Trial court erred in instructing the jury concerning kidnapping as defined by Penal Code section 667.61, subdivision (d)(2), but the error was harmless beyond a reasonable doubt. A jury convicted Moreland and Adams of attempted murder, robbery, aggravated kidnapping, and multiple sexual assault charges and found true various allegations under the One Strike law (Pen. Code, § 667.61, subds. (a), (d), and (e)). On appeal, defendants argued that the court erred in instructing the jury regarding the section 667.61, subdivision (d)(2) kidnapping qualifying circumstance alleged in connection with the rape and forcible oral copulation in concert offenses. Held: Affirmed as modified. Section 667.61, subdivision (d)(2), permits the imposition of an indeterminate sentence if two elements are met: (1) the defendant kidnapped the victim, and (2) the victim’s movement substantially increased the risk of harm to her above that necessarily inherent in the underlying sex offense. Here, the court’s instruction on the kidnapping qualifying circumstance referred the jury to the simple kidnapping jury instruction (CALCRIM No. 1215), which did not require the jury to find a substantially increased risk of harm, as required by section 667.61, subdivision (d)(2). The court had a sua sponte duty to instruct concerning the kidnapping qualifying circumstance, and failure to adequately instruct concerning the substantial increase in the risk of harm was error. However, the error was harmless beyond a reasonable doubt. The jurors impliedly found that there had been an increase in risk of harm during the lengthy asportation based on its guilty verdict on aggravated kidnapping. (Pen. Code, § 209, subd. (b)). In addition, overwhelming evidence supported that the increase in risk of harm was substantial.
Where a single act constituted a violation of both section 209, subdivision (b) for aggravated kidnapping and section 667.61 as a qualifying circumstance for an indeterminate sentence, the court was required to stay the sentence on the aggravated kidnapping. On appeal, defendants also challenged their indeterminate sentences for aggravated kidnapping. (Pen. Code, § 209, subd. (b)). Section 209 states that the section “shall not be construed to supersede or affect Section 667.61. A person may be charged with a violation of subdivision (b) and Section 667.61. However, a person may not be punished under subdivision (b) and Section 667.61 for the same act that constitutes a violation of both [sections].” (Pen. Code, § 209, subd. (d) [emphasis added].) Here, the parties agreed that for purposes of section 209, subdivision (d), the relevant act was the kidnapping of the victim with the intent to commit either rape or oral copulation. The act of kidnapping also constituted the basis for the defendants’ section 667.61 punishment.

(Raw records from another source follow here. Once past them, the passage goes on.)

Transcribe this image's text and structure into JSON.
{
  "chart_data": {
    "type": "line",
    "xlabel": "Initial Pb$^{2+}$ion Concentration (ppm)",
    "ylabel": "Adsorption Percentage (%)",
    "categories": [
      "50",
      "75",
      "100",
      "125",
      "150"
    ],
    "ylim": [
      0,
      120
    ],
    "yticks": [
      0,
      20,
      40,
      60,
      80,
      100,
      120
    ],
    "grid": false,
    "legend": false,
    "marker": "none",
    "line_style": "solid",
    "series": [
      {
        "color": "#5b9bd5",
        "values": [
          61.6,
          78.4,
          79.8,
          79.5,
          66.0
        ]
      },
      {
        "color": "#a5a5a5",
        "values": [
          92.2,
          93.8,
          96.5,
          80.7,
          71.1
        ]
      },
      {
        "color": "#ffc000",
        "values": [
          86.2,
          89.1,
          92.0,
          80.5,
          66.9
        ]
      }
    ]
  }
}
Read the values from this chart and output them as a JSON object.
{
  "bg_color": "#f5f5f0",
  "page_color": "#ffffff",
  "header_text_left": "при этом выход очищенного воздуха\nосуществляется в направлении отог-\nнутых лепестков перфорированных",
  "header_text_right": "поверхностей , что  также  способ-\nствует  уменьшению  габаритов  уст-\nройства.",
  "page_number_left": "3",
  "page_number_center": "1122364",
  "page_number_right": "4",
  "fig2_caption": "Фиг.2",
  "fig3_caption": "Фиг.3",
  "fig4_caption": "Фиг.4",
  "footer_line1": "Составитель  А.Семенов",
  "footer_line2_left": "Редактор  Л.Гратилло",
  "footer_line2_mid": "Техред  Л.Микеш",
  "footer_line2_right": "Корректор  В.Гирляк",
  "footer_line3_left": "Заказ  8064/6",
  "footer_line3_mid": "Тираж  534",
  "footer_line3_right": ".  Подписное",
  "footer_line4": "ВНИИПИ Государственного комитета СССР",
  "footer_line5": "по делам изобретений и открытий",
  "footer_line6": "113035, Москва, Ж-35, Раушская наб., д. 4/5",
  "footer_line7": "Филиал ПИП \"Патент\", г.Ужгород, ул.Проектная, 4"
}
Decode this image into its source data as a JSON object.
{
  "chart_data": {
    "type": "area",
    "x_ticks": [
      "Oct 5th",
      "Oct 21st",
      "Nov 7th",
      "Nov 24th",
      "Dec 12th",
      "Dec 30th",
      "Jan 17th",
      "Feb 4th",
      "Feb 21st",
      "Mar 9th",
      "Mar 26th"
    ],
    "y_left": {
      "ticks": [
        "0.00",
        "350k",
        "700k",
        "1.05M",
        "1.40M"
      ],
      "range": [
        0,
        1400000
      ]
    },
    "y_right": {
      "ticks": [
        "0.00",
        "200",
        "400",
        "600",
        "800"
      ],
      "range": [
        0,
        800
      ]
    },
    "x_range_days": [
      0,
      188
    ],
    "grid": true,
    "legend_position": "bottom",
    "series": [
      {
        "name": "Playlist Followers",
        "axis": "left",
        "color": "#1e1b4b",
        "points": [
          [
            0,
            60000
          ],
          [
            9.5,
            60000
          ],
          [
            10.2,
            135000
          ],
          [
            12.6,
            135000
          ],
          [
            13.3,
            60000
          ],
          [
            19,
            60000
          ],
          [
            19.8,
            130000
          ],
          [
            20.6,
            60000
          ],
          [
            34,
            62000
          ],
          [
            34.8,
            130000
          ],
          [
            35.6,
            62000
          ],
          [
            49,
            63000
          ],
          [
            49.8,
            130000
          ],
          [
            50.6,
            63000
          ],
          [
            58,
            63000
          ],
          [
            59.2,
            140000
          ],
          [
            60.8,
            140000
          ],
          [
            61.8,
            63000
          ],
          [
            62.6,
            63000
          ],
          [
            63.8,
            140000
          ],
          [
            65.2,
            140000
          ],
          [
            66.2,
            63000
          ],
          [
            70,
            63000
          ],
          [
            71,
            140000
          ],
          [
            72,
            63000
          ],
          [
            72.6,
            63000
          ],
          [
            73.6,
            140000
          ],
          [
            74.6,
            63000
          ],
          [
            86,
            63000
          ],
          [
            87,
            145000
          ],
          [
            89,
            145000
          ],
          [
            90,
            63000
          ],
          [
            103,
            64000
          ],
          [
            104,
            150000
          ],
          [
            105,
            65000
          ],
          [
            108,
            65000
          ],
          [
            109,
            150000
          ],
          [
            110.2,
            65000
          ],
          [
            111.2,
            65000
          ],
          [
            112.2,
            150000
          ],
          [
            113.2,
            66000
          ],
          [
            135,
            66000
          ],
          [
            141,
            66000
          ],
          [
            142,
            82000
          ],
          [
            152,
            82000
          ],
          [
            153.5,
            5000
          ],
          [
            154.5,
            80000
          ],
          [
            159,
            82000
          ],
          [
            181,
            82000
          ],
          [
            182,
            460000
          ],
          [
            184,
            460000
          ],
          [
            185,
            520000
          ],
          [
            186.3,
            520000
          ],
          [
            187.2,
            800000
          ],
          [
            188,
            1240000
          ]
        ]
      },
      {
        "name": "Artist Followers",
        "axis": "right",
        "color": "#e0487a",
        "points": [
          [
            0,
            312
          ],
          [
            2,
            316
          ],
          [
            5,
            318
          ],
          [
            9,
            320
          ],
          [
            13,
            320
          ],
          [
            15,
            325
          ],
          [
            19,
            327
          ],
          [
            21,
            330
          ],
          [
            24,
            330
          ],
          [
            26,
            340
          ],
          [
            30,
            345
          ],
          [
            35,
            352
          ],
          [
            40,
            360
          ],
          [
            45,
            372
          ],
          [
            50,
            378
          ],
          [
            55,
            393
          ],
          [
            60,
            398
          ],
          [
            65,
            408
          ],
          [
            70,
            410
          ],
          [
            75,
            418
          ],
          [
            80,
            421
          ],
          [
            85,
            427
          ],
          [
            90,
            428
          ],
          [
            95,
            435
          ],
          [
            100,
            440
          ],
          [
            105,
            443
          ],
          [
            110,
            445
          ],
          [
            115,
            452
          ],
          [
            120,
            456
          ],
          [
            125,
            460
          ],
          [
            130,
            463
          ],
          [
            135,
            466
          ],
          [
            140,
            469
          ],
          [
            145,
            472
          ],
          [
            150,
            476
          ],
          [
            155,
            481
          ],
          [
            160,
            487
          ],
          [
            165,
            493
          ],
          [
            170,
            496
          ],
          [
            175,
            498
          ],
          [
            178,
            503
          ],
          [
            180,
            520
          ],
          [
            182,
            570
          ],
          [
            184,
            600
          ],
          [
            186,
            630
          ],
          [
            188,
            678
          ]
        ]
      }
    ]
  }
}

Therefore, even though there were different elements for each of the sections, the same act constituted a violation of both sections, and the trial court was required to stay the punishment on aggravated kidnapping pursuant to section 209, subdivision (d).
The trial court improperly assessed presentence conduct credits. Because the defendants were convicted of violent felonies as defined in section 667.5, subdivision (c), the trial court limited their presentence conduct credits to 15 percent under section 2933.1, subdivision (c). However, in 2006, prior to the present crimes, the Legislature amended section 667.61, subdivision (j), by eliminating defendants’ eligibility for conduct credit. Committee reports displayed the Legislature’s intent to eliminate conduct credits for defendants sentenced under the One Strike law. The trial court erred by assessing presentence conduct credits, and the judgments must be modified to eliminate such credits.